Il hoche la tête, semblant touché par les propos de ma compagne et murmure.

-« Je prierai pour vous. »

Et puis, l’expression un peu embarrassée, il prend la main de Gabrielle pour ce que je crois être un geste d’au revoir, mais je constate rapidement qu’il s’agit d’autre chose en remarquant que les joues de mon amie s’empourprent. Elle secoue négativement la tête, chuchote un petit « Non, c’est inutile, nous vous devons déjà beaucoup », mais il insiste, ne lâchant sa main que lorsqu’elle acquiesce et je comprends qu’il lui a donné quelque chose, sans doute un billet de banque, un geste qui m’inspire des sentiments mitigés. D’une part, j’apprécie l’intention purement désintéressée venant d’un homme qui fait de son mieux pour nous aider, mais d’autre part, je me sens mal à l’aise, avec l’impressions un peu humiliante d’être pathétique et de ne plus inspirer que de la pitié. Je ne dis rien toutefois et fixe le sac à dos sur mes épaules en silence avant que nous quittions le prêtre, le saluant une dernière fois avant de refermer la porte de son logement, contigu à l’église, derrière nous.
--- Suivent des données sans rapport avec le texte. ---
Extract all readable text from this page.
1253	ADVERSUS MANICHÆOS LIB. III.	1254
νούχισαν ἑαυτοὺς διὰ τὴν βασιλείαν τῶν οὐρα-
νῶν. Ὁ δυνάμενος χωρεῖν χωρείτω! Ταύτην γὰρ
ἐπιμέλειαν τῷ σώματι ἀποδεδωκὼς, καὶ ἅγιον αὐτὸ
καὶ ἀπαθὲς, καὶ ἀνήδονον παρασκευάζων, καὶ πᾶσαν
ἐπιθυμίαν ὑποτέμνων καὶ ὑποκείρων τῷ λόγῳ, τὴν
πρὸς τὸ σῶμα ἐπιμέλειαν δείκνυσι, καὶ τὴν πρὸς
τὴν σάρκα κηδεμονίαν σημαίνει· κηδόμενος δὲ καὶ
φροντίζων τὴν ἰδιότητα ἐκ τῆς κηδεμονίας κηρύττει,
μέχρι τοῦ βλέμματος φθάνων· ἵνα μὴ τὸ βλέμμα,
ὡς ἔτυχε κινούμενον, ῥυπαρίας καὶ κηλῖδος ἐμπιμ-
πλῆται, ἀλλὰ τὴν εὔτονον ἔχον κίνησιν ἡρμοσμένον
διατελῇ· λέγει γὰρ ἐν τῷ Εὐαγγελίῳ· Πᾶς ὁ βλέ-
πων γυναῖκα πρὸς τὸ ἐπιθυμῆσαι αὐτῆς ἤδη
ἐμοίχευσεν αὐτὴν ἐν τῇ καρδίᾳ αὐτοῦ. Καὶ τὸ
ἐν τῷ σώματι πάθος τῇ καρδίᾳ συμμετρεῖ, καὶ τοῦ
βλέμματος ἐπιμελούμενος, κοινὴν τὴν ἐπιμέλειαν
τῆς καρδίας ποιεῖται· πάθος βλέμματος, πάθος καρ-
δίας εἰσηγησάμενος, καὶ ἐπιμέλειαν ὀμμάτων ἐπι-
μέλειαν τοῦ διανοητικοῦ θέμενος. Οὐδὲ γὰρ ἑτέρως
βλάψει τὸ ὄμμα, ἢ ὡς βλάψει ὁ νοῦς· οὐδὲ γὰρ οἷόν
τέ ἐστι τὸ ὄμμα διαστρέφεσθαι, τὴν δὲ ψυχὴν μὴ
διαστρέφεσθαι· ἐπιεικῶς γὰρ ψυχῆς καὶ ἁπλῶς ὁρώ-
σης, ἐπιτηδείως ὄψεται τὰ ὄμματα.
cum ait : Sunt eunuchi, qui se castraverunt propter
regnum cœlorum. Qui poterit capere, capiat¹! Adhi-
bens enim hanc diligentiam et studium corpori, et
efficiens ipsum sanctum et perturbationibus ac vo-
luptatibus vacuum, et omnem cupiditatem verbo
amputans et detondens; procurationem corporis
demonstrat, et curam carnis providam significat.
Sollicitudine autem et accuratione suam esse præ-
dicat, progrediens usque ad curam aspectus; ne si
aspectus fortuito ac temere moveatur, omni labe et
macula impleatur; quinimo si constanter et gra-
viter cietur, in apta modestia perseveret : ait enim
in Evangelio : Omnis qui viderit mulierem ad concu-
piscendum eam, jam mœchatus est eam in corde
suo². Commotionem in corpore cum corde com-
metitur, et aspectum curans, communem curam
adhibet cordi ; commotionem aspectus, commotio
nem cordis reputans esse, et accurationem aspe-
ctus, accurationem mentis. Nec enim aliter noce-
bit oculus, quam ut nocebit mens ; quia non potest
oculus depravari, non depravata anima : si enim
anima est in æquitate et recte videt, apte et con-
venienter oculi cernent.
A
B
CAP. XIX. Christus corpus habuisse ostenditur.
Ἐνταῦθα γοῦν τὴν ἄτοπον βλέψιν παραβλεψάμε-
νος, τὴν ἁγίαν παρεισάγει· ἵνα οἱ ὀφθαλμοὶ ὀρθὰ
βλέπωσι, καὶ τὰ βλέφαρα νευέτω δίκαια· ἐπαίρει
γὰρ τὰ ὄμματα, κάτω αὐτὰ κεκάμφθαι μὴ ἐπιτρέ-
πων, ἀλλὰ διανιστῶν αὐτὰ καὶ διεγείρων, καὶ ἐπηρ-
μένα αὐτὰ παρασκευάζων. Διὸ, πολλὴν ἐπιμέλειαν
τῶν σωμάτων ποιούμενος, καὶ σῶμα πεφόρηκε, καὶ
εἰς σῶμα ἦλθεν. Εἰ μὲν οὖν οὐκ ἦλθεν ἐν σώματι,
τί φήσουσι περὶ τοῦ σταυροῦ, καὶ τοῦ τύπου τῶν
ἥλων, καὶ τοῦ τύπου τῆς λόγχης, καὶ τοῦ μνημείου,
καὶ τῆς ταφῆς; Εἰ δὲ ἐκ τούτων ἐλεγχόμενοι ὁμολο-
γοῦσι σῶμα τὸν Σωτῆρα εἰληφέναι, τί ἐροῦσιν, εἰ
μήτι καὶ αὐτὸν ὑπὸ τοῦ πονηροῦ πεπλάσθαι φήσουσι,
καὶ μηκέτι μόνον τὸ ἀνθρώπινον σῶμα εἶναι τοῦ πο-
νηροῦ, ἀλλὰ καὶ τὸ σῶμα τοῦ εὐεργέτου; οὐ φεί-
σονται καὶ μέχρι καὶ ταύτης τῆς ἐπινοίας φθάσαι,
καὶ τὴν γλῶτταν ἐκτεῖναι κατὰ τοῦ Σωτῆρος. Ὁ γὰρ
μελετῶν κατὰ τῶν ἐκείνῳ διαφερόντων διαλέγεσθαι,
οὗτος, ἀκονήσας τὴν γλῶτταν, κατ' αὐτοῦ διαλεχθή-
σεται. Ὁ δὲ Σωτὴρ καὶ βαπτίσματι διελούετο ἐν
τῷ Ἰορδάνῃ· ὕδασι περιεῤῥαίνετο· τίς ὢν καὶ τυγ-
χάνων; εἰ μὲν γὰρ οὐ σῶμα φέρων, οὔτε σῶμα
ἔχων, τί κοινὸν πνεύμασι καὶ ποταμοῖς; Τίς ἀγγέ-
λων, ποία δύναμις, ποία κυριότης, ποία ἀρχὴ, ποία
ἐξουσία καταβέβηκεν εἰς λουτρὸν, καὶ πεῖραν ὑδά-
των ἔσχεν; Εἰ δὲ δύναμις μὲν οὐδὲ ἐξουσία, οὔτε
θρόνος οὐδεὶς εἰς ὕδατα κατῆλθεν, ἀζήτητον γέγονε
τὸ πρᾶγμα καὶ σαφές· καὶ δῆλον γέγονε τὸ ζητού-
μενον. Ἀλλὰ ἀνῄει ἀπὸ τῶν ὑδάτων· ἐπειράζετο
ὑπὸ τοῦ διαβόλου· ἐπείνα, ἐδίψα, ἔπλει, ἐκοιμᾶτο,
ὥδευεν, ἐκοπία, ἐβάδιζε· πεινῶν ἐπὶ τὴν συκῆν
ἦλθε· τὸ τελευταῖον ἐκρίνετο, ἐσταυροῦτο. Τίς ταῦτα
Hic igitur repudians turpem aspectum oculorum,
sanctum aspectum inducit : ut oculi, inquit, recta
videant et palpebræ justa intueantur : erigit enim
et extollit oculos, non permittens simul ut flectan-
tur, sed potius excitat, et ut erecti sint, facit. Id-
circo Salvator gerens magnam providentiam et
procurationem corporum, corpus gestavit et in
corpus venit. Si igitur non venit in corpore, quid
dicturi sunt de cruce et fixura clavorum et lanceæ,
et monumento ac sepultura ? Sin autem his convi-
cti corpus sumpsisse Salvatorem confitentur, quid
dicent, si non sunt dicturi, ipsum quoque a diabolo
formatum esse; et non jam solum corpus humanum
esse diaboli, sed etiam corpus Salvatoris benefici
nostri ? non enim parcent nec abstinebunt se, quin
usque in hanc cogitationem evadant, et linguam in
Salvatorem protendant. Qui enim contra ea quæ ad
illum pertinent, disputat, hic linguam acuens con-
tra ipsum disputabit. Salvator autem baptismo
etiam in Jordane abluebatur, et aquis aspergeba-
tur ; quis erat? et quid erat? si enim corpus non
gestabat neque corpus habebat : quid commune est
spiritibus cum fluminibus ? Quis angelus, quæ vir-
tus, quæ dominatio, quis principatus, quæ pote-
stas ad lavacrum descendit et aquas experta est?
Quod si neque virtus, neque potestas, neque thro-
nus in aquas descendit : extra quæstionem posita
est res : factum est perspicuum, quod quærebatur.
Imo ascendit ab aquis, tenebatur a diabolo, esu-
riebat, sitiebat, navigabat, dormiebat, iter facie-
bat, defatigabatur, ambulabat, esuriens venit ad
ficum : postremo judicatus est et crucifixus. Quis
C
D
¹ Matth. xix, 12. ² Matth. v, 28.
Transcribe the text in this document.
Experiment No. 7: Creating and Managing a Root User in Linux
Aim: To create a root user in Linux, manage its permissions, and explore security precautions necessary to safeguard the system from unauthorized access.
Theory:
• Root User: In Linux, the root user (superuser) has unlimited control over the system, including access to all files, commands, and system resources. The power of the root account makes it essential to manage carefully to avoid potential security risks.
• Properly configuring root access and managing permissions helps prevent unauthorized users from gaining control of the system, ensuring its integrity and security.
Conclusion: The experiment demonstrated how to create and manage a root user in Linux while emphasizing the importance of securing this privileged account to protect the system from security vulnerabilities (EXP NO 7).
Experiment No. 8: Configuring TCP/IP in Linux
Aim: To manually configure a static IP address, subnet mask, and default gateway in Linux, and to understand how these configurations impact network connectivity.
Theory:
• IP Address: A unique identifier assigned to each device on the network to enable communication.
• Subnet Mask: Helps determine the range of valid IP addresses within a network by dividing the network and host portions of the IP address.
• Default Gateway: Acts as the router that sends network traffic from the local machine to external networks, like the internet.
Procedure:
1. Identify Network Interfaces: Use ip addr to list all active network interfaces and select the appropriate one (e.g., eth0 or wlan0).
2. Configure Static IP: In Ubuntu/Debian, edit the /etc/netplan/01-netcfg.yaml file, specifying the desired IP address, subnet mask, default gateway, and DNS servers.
Nous n’avons pas vraiment idée de la manière dont nous devons nous y prendre pour obtenir des papiers, aussi nous contentons nous pour l’instant de nous remettre en marche, nous dirigeant vers la route nationale pour y faire de l’auto stop. Dans un premier temps, nous espérons atteindre rapidement une agglomération la plus importante possible dans l’espoir d’y rencontrer une association qui puisse nous aider, dans le même genre que le centre par lequel nous avons déjà été prise en charge. Certes, la possibilité d’être contrôlées puis interpellées par la police est plus importante dans les grandes villes mais nous n’avons guère le choix et c’est un risque que nous sommes plus ou moins contraintes de prendre.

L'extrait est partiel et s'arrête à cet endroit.